Global ocean dimethyl sulfide climatology estimated from observations and an artificial neural network
Global ocean dimethyl sulfide climatology estimated from observations and an artificial neural network
Abstract:
Marine dimethyl sulfide is of importance to the Earth’s climate due to its ability to alter the Earth’s radiation budget. However, the global-scale seasonal and annual DMS distributions and the factors controlling it have been elusive. Here we apply artificial neural network (ANN) techniques to a global database of 57,810 ship-based DMS measurements in surface waters to explore if a suite of environmental parameters can be used to predict DMS concentrations. We use the trained network to extrapolate the available DMS measurements into a global climatology with a monthly temporal resolution. We find that on global scales mixed layer depth and solar radiation are the strongest predictors, but they capture only 15% and 13% of the DMS variance, respectively.
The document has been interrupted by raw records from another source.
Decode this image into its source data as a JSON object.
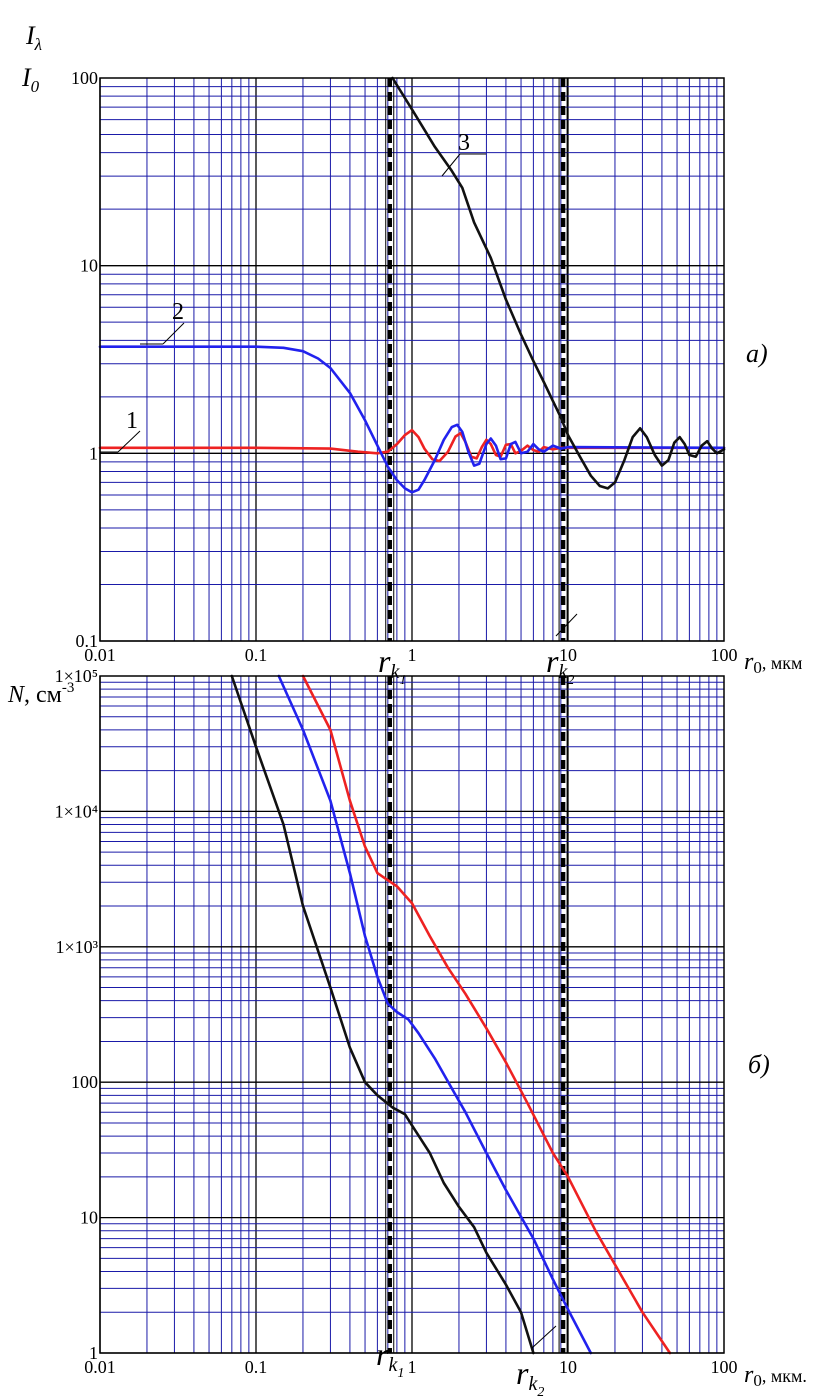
{
  "chart_data": [
    {
      "type": "line",
      "scale": "log-log",
      "panel_label": "а)",
      "ylabel": {
        "top": "I",
        "sub_top": "λ",
        "bottom": "I",
        "sub_bottom": "0"
      },
      "xlabel": {
        "main": "r",
        "sub": "0",
        "unit": ", мкм"
      },
      "xlim": [
        0.01,
        100
      ],
      "ylim": [
        0.1,
        100
      ],
      "x_ticks": [
        "0.01",
        "0.1",
        "1",
        "10",
        "100"
      ],
      "y_ticks": [
        "0.1",
        "1",
        "10",
        "100"
      ],
      "grid": true,
      "markers": [
        {
          "name": "r",
          "sub": "k",
          "subsub": "1",
          "x": 0.72
        },
        {
          "name": "r",
          "sub": "k",
          "subsub": "2",
          "x": 9.3
        }
      ],
      "series": [
        {
          "name": "1",
          "color": "#ee2222",
          "points": [
            [
              0.01,
              1.07
            ],
            [
              0.1,
              1.07
            ],
            [
              0.3,
              1.06
            ],
            [
              0.45,
              1.02
            ],
            [
              0.6,
              1.0
            ],
            [
              0.7,
              1.02
            ],
            [
              0.8,
              1.12
            ],
            [
              0.9,
              1.25
            ],
            [
              1.0,
              1.33
            ],
            [
              1.1,
              1.22
            ],
            [
              1.2,
              1.06
            ],
            [
              1.35,
              0.93
            ],
            [
              1.5,
              0.91
            ],
            [
              1.7,
              1.02
            ],
            [
              1.9,
              1.23
            ],
            [
              2.05,
              1.28
            ],
            [
              2.2,
              1.15
            ],
            [
              2.4,
              0.96
            ],
            [
              2.6,
              0.94
            ],
            [
              2.8,
              1.08
            ],
            [
              3.0,
              1.18
            ],
            [
              3.2,
              1.12
            ],
            [
              3.45,
              0.98
            ],
            [
              3.7,
              0.96
            ],
            [
              4.0,
              1.11
            ],
            [
              4.3,
              1.12
            ],
            [
              4.6,
              1.0
            ],
            [
              5.0,
              1.03
            ],
            [
              5.5,
              1.1
            ],
            [
              6.0,
              1.04
            ],
            [
              6.5,
              1.02
            ],
            [
              7.0,
              1.08
            ],
            [
              8.0,
              1.05
            ],
            [
              9.0,
              1.07
            ],
            [
              100,
              1.07
            ]
          ]
        },
        {
          "name": "2",
          "color": "#2222ee",
          "points": [
            [
              0.01,
              3.7
            ],
            [
              0.1,
              3.7
            ],
            [
              0.15,
              3.65
            ],
            [
              0.2,
              3.5
            ],
            [
              0.25,
              3.2
            ],
            [
              0.3,
              2.85
            ],
            [
              0.4,
              2.1
            ],
            [
              0.5,
              1.5
            ],
            [
              0.6,
              1.1
            ],
            [
              0.7,
              0.85
            ],
            [
              0.8,
              0.72
            ],
            [
              0.9,
              0.65
            ],
            [
              1.0,
              0.62
            ],
            [
              1.1,
              0.64
            ],
            [
              1.2,
              0.72
            ],
            [
              1.4,
              0.92
            ],
            [
              1.6,
              1.18
            ],
            [
              1.8,
              1.38
            ],
            [
              1.95,
              1.42
            ],
            [
              2.1,
              1.3
            ],
            [
              2.3,
              1.02
            ],
            [
              2.5,
              0.86
            ],
            [
              2.7,
              0.88
            ],
            [
              3.0,
              1.12
            ],
            [
              3.2,
              1.2
            ],
            [
              3.45,
              1.1
            ],
            [
              3.7,
              0.93
            ],
            [
              4.0,
              0.94
            ],
            [
              4.3,
              1.12
            ],
            [
              4.6,
              1.15
            ],
            [
              5.0,
              1.0
            ],
            [
              5.5,
              1.02
            ],
            [
              6.0,
              1.12
            ],
            [
              6.5,
              1.05
            ],
            [
              7.0,
              1.02
            ],
            [
              8.0,
              1.1
            ],
            [
              9.0,
              1.06
            ],
            [
              10,
              1.08
            ],
            [
              100,
              1.07
            ]
          ]
        },
        {
          "name": "3",
          "color": "#111111",
          "points": [
            [
              0.75,
              100
            ],
            [
              1.0,
              68
            ],
            [
              1.4,
              43
            ],
            [
              1.8,
              32
            ],
            [
              2.1,
              26
            ],
            [
              2.5,
              17
            ],
            [
              3.2,
              11
            ],
            [
              4.0,
              6.6
            ],
            [
              5.0,
              4.3
            ],
            [
              6.0,
              3.1
            ],
            [
              7.0,
              2.4
            ],
            [
              8.0,
              1.9
            ],
            [
              9.0,
              1.55
            ],
            [
              10,
              1.25
            ],
            [
              12,
              0.95
            ],
            [
              14,
              0.76
            ],
            [
              16,
              0.67
            ],
            [
              18,
              0.65
            ],
            [
              20,
              0.7
            ],
            [
              23,
              0.92
            ],
            [
              26,
              1.22
            ],
            [
              29,
              1.36
            ],
            [
              32,
              1.22
            ],
            [
              36,
              0.98
            ],
            [
              40,
              0.86
            ],
            [
              44,
              0.92
            ],
            [
              48,
              1.14
            ],
            [
              52,
              1.22
            ],
            [
              56,
              1.12
            ],
            [
              60,
              0.98
            ],
            [
              66,
              0.96
            ],
            [
              72,
              1.1
            ],
            [
              78,
              1.16
            ],
            [
              84,
              1.06
            ],
            [
              90,
              1.0
            ],
            [
              100,
              1.05
            ]
          ]
        }
      ]
    },
    {
      "type": "line",
      "scale": "log-log",
      "panel_label": "б)",
      "ylabel": {
        "main": "N",
        "unit": ", см",
        "sup": "-3"
      },
      "xlabel": {
        "main": "r",
        "sub": "0",
        "unit": ", мкм."
      },
      "xlim": [
        0.01,
        100
      ],
      "ylim": [
        1,
        100000
      ],
      "x_ticks": [
        "0.01",
        "0.1",
        "1",
        "10",
        "100"
      ],
      "y_ticks": [
        "1",
        "10",
        "100",
        "1×10³",
        "1×10⁴",
        "1×10⁵"
      ],
      "grid": true,
      "markers": [
        {
          "name": "r",
          "sub": "k",
          "subsub": "1",
          "x": 0.72
        },
        {
          "name": "r",
          "sub": "k",
          "subsub": "2",
          "x": 9.3
        }
      ],
      "series": [
        {
          "color": "#111111",
          "points": [
            [
              0.07,
              100000
            ],
            [
              0.1,
              30000
            ],
            [
              0.15,
              8000
            ],
            [
              0.2,
              2000
            ],
            [
              0.3,
              500
            ],
            [
              0.4,
              180
            ],
            [
              0.5,
              100
            ],
            [
              0.6,
              80
            ],
            [
              0.75,
              65
            ],
            [
              0.9,
              58
            ],
            [
              1.0,
              48
            ],
            [
              1.3,
              30
            ],
            [
              1.6,
              18
            ],
            [
              2.0,
              12
            ],
            [
              2.5,
              8.5
            ],
            [
              3.0,
              5.5
            ],
            [
              4.0,
              3.2
            ],
            [
              5.0,
              2.0
            ],
            [
              6.0,
              1.0
            ]
          ]
        },
        {
          "color": "#2222ee",
          "points": [
            [
              0.14,
              100000
            ],
            [
              0.2,
              40000
            ],
            [
              0.3,
              12000
            ],
            [
              0.4,
              3500
            ],
            [
              0.5,
              1200
            ],
            [
              0.6,
              600
            ],
            [
              0.7,
              380
            ],
            [
              0.8,
              330
            ],
            [
              0.95,
              290
            ],
            [
              1.1,
              230
            ],
            [
              1.4,
              150
            ],
            [
              1.8,
              90
            ],
            [
              2.2,
              60
            ],
            [
              3.0,
              30
            ],
            [
              4.0,
              16
            ],
            [
              6.0,
              7
            ],
            [
              8.0,
              3.5
            ],
            [
              10,
              2.1
            ],
            [
              14,
              1.0
            ]
          ]
        },
        {
          "color": "#ee2222",
          "points": [
            [
              0.2,
              100000
            ],
            [
              0.3,
              40000
            ],
            [
              0.4,
              12000
            ],
            [
              0.5,
              5500
            ],
            [
              0.6,
              3500
            ],
            [
              0.8,
              2800
            ],
            [
              1.0,
              2100
            ],
            [
              1.3,
              1200
            ],
            [
              1.7,
              700
            ],
            [
              2.2,
              450
            ],
            [
              3.0,
              250
            ],
            [
              4.0,
              140
            ],
            [
              5.5,
              70
            ],
            [
              8.0,
              30
            ],
            [
              10,
              20
            ],
            [
              15,
              8
            ],
            [
              20,
              4.5
            ],
            [
              30,
              2
            ],
            [
              45,
              1.0
            ]
          ]
        }
      ]
    }
  ]
}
An ANN using lat-lon coordinate, time-of-year, solar radiation, sea surface temperature, salinity, nitrate, phosphate, silicate, and oxygen captures ~52% of the DMS concentration variance in our database. Like prior climatologies our results show a strong seasonal cycle in DMS with the highest concentrations occurring at high latitudes during the summer. The new DMS climatology will be compared to previous parameterizations and climatologies.